National

In Gaya, change in behaviour of power users

Pratim Ranjan Bose Gaya | Updated on January 23, 2018 Published on April 27, 2015

Private distributor guarantees regular supply, but for a price





Life has changed for Subodh Kumar; ever since the private sector electricity distribution franchise, India Power, has put up a digital electricity meter with a customer ID number prominently inscribed on it, on the outside wall of his two-storey house, at the congested Mirchaiya Gali in Gaya.

Till June 2014 - when the State utility handed over the distribution rights of the historic town to the Kolkata-headquartered company – Kumar’s life was at the mercy of a local diesel generator operator.

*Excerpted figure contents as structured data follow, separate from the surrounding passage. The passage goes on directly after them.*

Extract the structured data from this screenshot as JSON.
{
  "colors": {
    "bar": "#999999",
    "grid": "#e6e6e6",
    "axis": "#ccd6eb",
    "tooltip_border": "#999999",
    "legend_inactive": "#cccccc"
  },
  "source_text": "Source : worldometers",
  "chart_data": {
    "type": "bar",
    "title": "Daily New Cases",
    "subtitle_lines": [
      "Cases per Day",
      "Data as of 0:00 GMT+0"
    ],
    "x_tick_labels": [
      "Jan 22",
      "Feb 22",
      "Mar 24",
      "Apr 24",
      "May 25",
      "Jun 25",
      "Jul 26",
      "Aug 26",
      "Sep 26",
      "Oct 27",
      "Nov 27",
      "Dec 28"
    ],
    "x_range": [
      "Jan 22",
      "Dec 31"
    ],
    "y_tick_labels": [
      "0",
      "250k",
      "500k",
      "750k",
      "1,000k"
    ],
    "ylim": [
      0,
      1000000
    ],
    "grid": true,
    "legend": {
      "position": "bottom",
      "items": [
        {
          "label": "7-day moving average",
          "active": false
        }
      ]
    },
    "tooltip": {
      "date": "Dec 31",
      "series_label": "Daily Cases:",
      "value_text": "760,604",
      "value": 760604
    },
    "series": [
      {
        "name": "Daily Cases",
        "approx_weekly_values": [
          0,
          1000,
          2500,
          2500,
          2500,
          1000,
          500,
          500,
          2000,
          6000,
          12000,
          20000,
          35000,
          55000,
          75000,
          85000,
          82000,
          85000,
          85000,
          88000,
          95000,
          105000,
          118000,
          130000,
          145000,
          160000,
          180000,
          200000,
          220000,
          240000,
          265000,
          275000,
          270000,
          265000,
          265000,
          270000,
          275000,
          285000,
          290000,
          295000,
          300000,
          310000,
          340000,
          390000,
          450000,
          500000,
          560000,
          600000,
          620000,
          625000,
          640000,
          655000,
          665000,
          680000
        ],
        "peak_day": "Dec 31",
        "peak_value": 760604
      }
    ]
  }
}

The grid power that was available for hardly eight odd hours was used in running the water pump, charging the inverter and other electricity guzzler equipment.

Tapping either the bare conductors, passing through the mahalla, or tampering with the meter ensured his monthly bills are kept at lowest minimum of ₹180 for 40 units.

South Bihar Power Distribution Company (SBPDCL) was free to raise a higher bill but at its own peril. In the absence of premises number, Kumar was free to overlook the bill or grease a few palms to get another connection issued to “Subodh Kumar, Gaya”.

The age old practice is now up for a revision. Disruptions notwithstanding, Kumar and his neighbours now gets grid supplies for majority of the day, so much so that the diesel generator operator is on a wind up mode. But improved supplies came at a cost.

Theft is stopped by replacing bare conductors by insulated ones. Tampering with the meter is no longer easy. And, the customer ID now serves the dual purpose of premises number. There is no free lunch for Kumar. He is now forking out ₹700-800 or more a month.

Distribution reforms

To overcome 70-80 per cent per cent transmission and distribution loss (read theft) and archaic power infrastructure; the Nitish Kumar government in Bihar initiated distribution reforms a couple of years ago.

In the first phase of the initiative, distribution rights of Gaya and Bhagalpur in South Bihar and Mujaffarpur in North Bihar were auctioned last year to SREI’s Hemant Kanoria controlled India Power, SPML Infra and Smart Utilities of Essel Group, respectively.

While franchise’s promised annual investments in power infrastructure, to safeguard them from high leakages the state utility promised to raise the cost of supplies to franchise in a graded manner. India Power for example is offered a five year window to pay from ₹1.70 a unit to ₹5.40 a unit. This is against the average realization of ₹4.35 a unit from the end consumer. As part of its strategy to change consumer habits, India power first focussed on ensuring round the clock availability of electricity. The change is reflected in the rise in monthly power consumption of Gaya from 22-25 million unit to 55 million unit (200 Mw daily peak demand) since June last year. On the flipside, it created a gaping hole in the franchise’s balancesheet.

Though sales realisation improved from 20 per cent to 40 per cent of 200 MW peak supplies; unrealised sales volume increased from 20 million units to over 30 million units a month. The operational loss is at ₹1.5 crore a month.

The company will invest ₹35 crore this fiscal to replace nearly one-third of urban distribution network by insulated cables and install digital metres.

The writer was in Gaya at the invitation of India Power.